The temple was also used for military conferences by the Marathas against the Nizam and the British Empire in the 18th and 19th centuries, as it was situated away from the Parvati Temple. Earlier the garden was not in place and there was a lake and a small temple at the center. The temple used to be widely known as "Talyatla Ganapati" (Ganesh temple in the lake). The Peshwa, his commander, and the advisors would go into the lake by boat to discuss the issue and plans. It is also recorded that the boats were steered by non-natives like Africans for complete secrecy, as they did not understand Marathi.

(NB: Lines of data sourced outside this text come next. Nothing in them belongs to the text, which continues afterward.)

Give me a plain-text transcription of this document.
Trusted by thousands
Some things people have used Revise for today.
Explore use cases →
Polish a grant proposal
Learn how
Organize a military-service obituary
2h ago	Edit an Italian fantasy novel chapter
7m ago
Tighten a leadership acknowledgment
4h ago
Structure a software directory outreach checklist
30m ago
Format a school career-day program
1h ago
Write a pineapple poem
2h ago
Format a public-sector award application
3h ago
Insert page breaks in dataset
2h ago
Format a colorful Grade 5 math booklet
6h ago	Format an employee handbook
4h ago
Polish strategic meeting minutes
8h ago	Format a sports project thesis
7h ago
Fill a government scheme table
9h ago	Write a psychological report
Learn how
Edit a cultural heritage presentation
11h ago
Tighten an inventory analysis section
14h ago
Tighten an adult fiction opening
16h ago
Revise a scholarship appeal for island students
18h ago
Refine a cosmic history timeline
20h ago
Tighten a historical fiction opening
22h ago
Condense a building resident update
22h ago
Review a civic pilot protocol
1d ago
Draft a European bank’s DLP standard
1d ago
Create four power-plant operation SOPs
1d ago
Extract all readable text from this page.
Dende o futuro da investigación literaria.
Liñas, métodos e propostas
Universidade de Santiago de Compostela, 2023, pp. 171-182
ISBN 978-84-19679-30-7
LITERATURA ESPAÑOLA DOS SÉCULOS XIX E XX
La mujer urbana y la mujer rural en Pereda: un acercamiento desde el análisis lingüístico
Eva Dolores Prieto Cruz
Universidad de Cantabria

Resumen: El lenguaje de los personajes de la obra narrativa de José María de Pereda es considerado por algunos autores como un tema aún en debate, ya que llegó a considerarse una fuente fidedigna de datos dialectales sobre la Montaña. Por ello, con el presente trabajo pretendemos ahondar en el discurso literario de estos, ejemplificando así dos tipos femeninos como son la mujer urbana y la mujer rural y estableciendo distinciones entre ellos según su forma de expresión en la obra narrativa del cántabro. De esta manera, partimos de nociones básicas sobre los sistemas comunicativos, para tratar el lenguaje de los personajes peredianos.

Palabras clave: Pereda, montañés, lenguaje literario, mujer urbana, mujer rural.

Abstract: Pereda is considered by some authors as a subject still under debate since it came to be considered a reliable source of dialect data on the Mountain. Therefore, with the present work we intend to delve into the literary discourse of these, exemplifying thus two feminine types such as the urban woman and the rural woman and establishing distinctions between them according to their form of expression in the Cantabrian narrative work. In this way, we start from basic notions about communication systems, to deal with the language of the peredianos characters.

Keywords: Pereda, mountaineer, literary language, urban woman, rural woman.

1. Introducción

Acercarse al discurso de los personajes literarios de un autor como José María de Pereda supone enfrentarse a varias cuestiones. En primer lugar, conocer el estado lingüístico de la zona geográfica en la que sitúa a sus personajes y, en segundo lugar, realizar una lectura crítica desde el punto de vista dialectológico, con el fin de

Over the last two centuries, the temple and its surrounding area have been renovated many times. The last major renovation took place in 1969 under the direction of Mahadev Kumthekar and Anandrao Mane.
A zoo called Peshwe Park, opened in 1953, was adjacent to Sarasbaug or the lake that predated it. Starting in 1999 until 2005, the animals at the zoo were all moved to the Rajiv Gandhi Zoological Park situated in the south of the city. This garden and temple are one of the primary landmarks of Pune.

In 1995, a small museum, displaying over a few hundred idols of Lord Ganesha, was added to the temple premises.

==Location==

The temple was constructed at the foot of Parvati hill.

Sarasbaug is located within a kilometer from Swargate Bus Station, a ground transport station for Pune and around 6 kilometers from Pune Railway Station.